Разговор со своими - Татьяна Александровна Правдина
Маврику восемь месяцев. Завтра едем делать прививки. Вечером гуляем, бегаем с соседской овчаркой. Утром ветеринар говорит: «Собака больна. Наверняка у вашей вчерашней овчарки – чумка. Немедленно доставайте лекарство, лучше бы заграничное – чище». Соседи, не смущаясь, подтверждают, что их собака больна. «Как же не сказали нам?!» – «Да, простите…» По счастью, Зяма на гастролях с театром в Дании. После моего вечернего звонка утром диктует мне номер рейса самолета и имя летчика, с которым послал вакцину. Встретив, по дороге заезжаю за ветеринаром. Делает прививку и утешает меня, что все так в темпе и правильно сделано, что обойдется. Ни черта подобного! Год выхаживаем, отнимаются ноги, выносим на руках гулять, сижу ночами, держа на руках, чтобы было легче дышать, делаю по восемь уколов… Даже Нюра дрогнула – все время помогала, говоря: «Ведь живое вещество». Добиваемся, встает, даже бегает! Но через месяц рецидив, все по новой. Задние ноги отказывают… Приезжаю к ветеринару, самой душевной (к тому времени знаю, наверное, почти всех московских и часть подмосковных ветеринаров). Она говорит: «Вы сделали больше, чем возможно. Дальше нельзя, аморально, людям не следует на это смотреть, и пес мучается».

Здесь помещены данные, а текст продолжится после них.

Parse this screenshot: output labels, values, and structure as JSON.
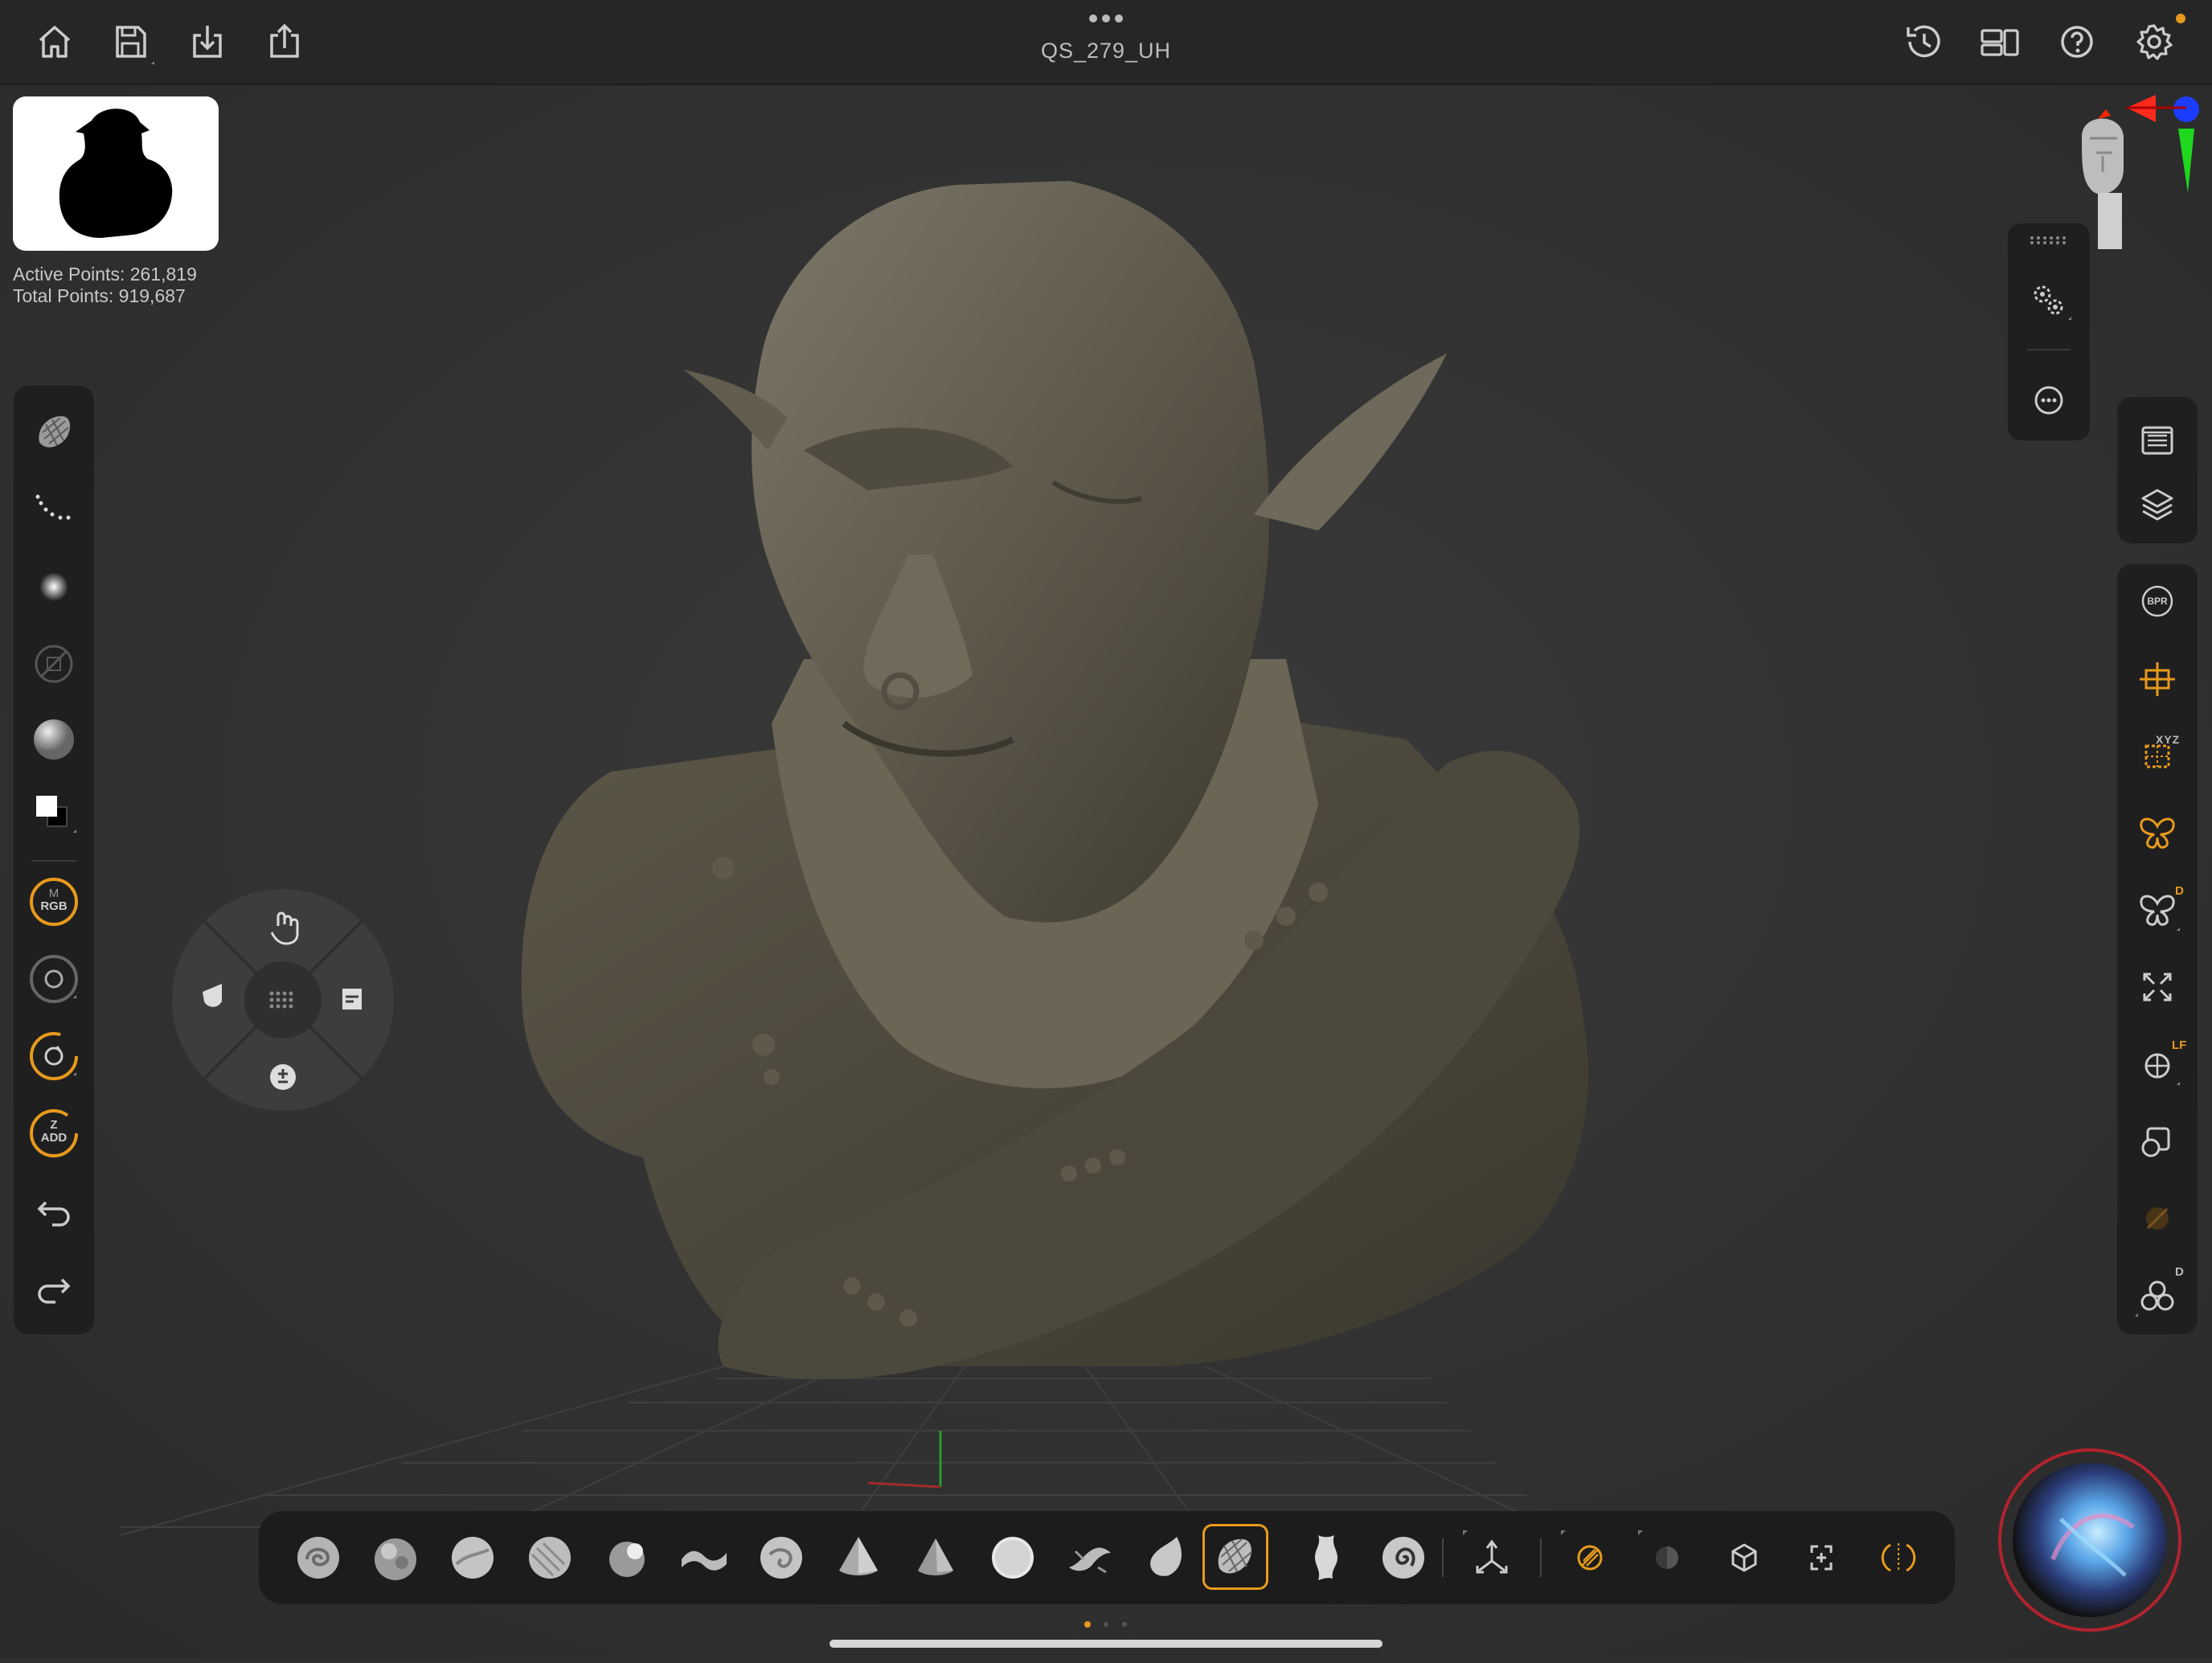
{
  "app": {
    "document_title": "QS_279_UH",
    "accent_color": "#e89a1c",
    "background_color": "#2f2f2f"
  },
  "topbar": {
    "left_icons": [
      "home-icon",
      "save-icon",
      "import-icon",
      "export-icon"
    ],
    "right_icons": [
      "history-icon",
      "layout-icon",
      "help-icon",
      "settings-icon"
    ]
  },
  "stats": {
    "active_points": "Active Points: 261,819",
    "total_points": "Total Points: 919,687"
  },
  "left_toolbar": {
    "items": [
      "brush-icon",
      "stroke-icon",
      "alpha-icon",
      "texture-icon",
      "material-icon",
      "color-swatch-icon"
    ],
    "rgb_ring_top": "M",
    "rgb_ring_label": "RGB",
    "zadd_ring_top": "Z",
    "zadd_ring_label": "ADD",
    "undo": "undo-icon",
    "redo": "redo-icon"
  },
  "right_toolbar": {
    "bpr_label": "BPR",
    "xyz_label": "XYZ",
    "d_label": "D",
    "lf_label": "LF",
    "d2_label": "D"
  },
  "brush_bar": {
    "selected_index": 12,
    "brushes": [
      "clay-buildup",
      "inflate",
      "standard",
      "move",
      "dam-standard",
      "smooth",
      "snakehook",
      "trim-dynamic",
      "hpolish",
      "sphere",
      "curve",
      "pinch",
      "mesh-brush",
      "selection",
      "spiral"
    ]
  }
}
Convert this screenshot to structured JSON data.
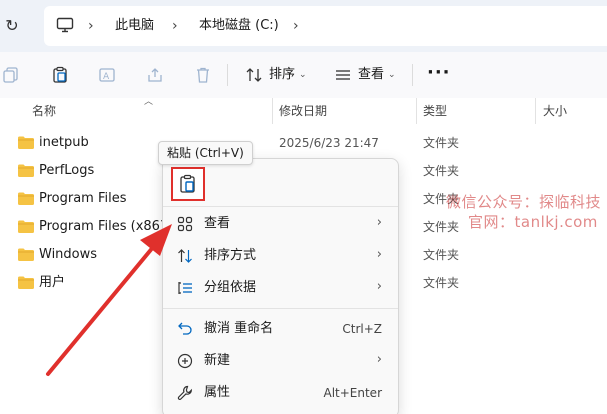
{
  "address_bar": {
    "crumbs": [
      "此电脑",
      "本地磁盘 (C:)"
    ]
  },
  "toolbar": {
    "sort_label": "排序",
    "view_label": "查看",
    "more_label": "···"
  },
  "columns": {
    "name": "名称",
    "date": "修改日期",
    "type": "类型",
    "size": "大小"
  },
  "files": [
    {
      "name": "inetpub",
      "date": "2025/6/23 21:47",
      "type": "文件夹"
    },
    {
      "name": "PerfLogs",
      "date": "",
      "type": "文件夹"
    },
    {
      "name": "Program Files",
      "date": "",
      "type": "文件夹"
    },
    {
      "name": "Program Files (x86)",
      "date": "",
      "type": "文件夹"
    },
    {
      "name": "Windows",
      "date": "",
      "type": "文件夹"
    },
    {
      "name": "用户",
      "date": "",
      "type": "文件夹"
    }
  ],
  "tooltip": "粘贴 (Ctrl+V)",
  "context_menu": {
    "view": "查看",
    "sort_by": "排序方式",
    "group_by": "分组依据",
    "undo": "撤消 重命名",
    "undo_shortcut": "Ctrl+Z",
    "new": "新建",
    "properties": "属性",
    "properties_shortcut": "Alt+Enter"
  },
  "watermark": {
    "line1": "微信公众号：探临科技",
    "line2": "官网：tanlkj.com"
  },
  "colors": {
    "accent": "#0067c0",
    "folder": "#f5c344",
    "highlight_red": "#e0302c"
  }
}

Кто-то мне рассказывал, что, если животное усыпляют, ты должен при этом присутствовать, чтобы не взяли на какие-нибудь опыты и исследования. Я и стояла… На всю жизнь запомнила: доктор взяла ватку, смоченную спиртом, и протерла то место, куда вкалывала смертельный (!) укол…
Испытала истинное горе, не заплакала, а закаменела. Катя, увидев меня и жалея, сказала: «Мама, еще я у тебя есть».
Глава 20
Опять жилплощадь
Необыкновенная Октябрина. – Квартира в «синем доме». – Дача в писательском поселке. – Долги. – Флаг.
Конечно, самое главное в жизни (это, как и всё, – субъективно) – люди, то есть любовь и дружба. Банально и поэтому всем известно, что с милым «рай и в шалаше». И тоже все знают, что гораздо лучше, когда «шалаш» просторный и с удобствами. Поэтому доскажу до конца квартирную тему.
Помотавшись три года по съемным квартирам, а потом обретя «свою» экспериментальную, мы были, естественно, счастливы. Хотя, конечно, я часто ворчала, складывая письменный стол, чтобы разложить тахту…
Как-то через несколько лет Зяма выступал со своим творческим вечером. Это было то ли в райкоме комсомола, то ли еще в каком-то такого рода заведении. Помню главное: организатором этого выступления была молодая женщина по имени Октябрина. Восхищенная овацией зала (успех был всегда), она попросила у Зямы разрешения проводить его домой. Естественно, он пригласил ее зайти.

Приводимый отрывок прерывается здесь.